Read the following and see if you can relate:
- Do you constantly seek approval and affirmation?
- Do you fail to recognize your accomplishments?
- Do you fear criticism?
- Do you overextend yourself?
- Have you had problems with your own compulsive behavior?
- Do you have a need for perfection?
- Are you uneasy when your life is going smoothly, continually anticipating problems?
- Do you feel more alive in the midst of a crisis?
- Do you still feel responsible for others, as you did for the problem drinker in your life?
- Do you care for others easily, yet find it difficult to care for yourself?
- Do you isolate yourself from other people?
- Do you respond with fear to authority figures and angry people?
- Do you feel that individuals and society in general are taking advantage of you?
- Do you have trouble with intimate relationships?
- Do you confuse pity with love, as you did with the problem drinker?
- Do you attract and/or seek people who tend to be compulsive and/or abusive?
- Do you cling to relationships because you are afraid of being alone?
- Do you often mistrust your own feelings and the feelings expressed by others?
- Do you find it difficult to identify and express your emotions?
- Do you think someone’s drinking may have affected you?

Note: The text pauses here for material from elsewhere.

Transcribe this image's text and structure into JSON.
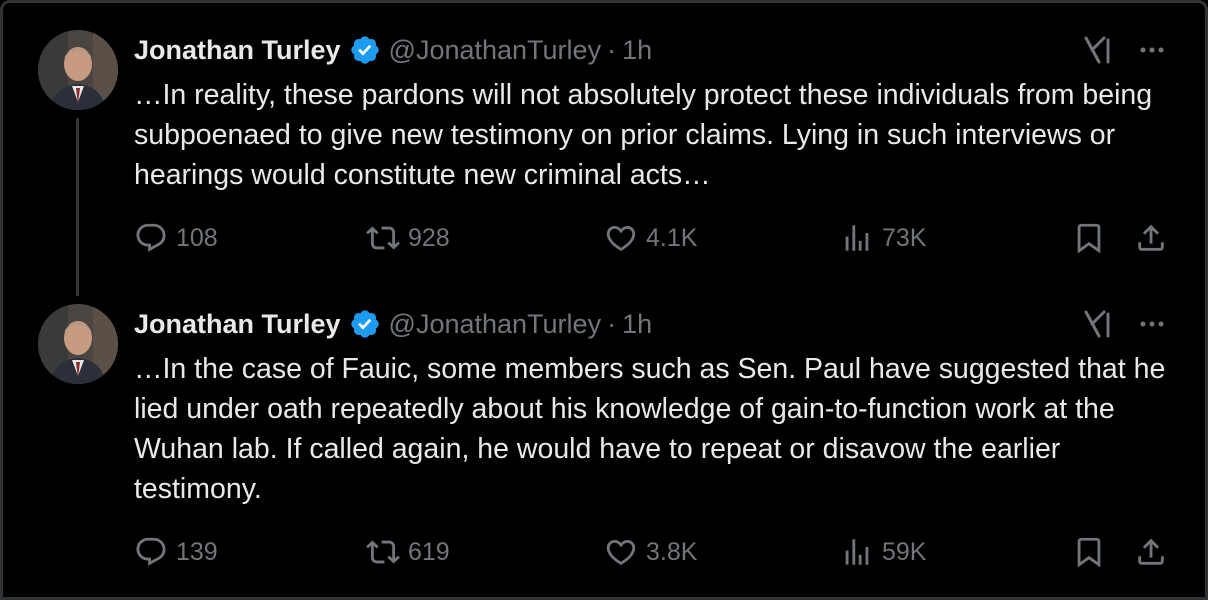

If you have answered “Yes” to any of these questions, ACA might be for you. We sometimes refer to ourselves as “adult children” or “an adult child”, because we tend to go through life with survival techniques we learned as children. We’re essentially stuck in time. Without some form of help, we unknowingly operate with old ineffective thoughts and judgments that can sabotage our decisions and relationships.
Next Step attend an ACA meeting and learn more or Contact Us
What’s the difference between ACA and ACoA?
Both acronyms refer to Adult Children of Alcoholics / Dysfunctional Families. When we were in our infancy, the meetings on the East Coast and Midwest used ACoA and those on the West Coast used ACA. As the leadership of our organization gravitated to the West Coast, ACA became the more common acronym. Since Adult Children groups under the auspices of Al-Anon are referred to as ACoA in some areas of the country, we prefer to call ourselves ACA to maintain this distinction.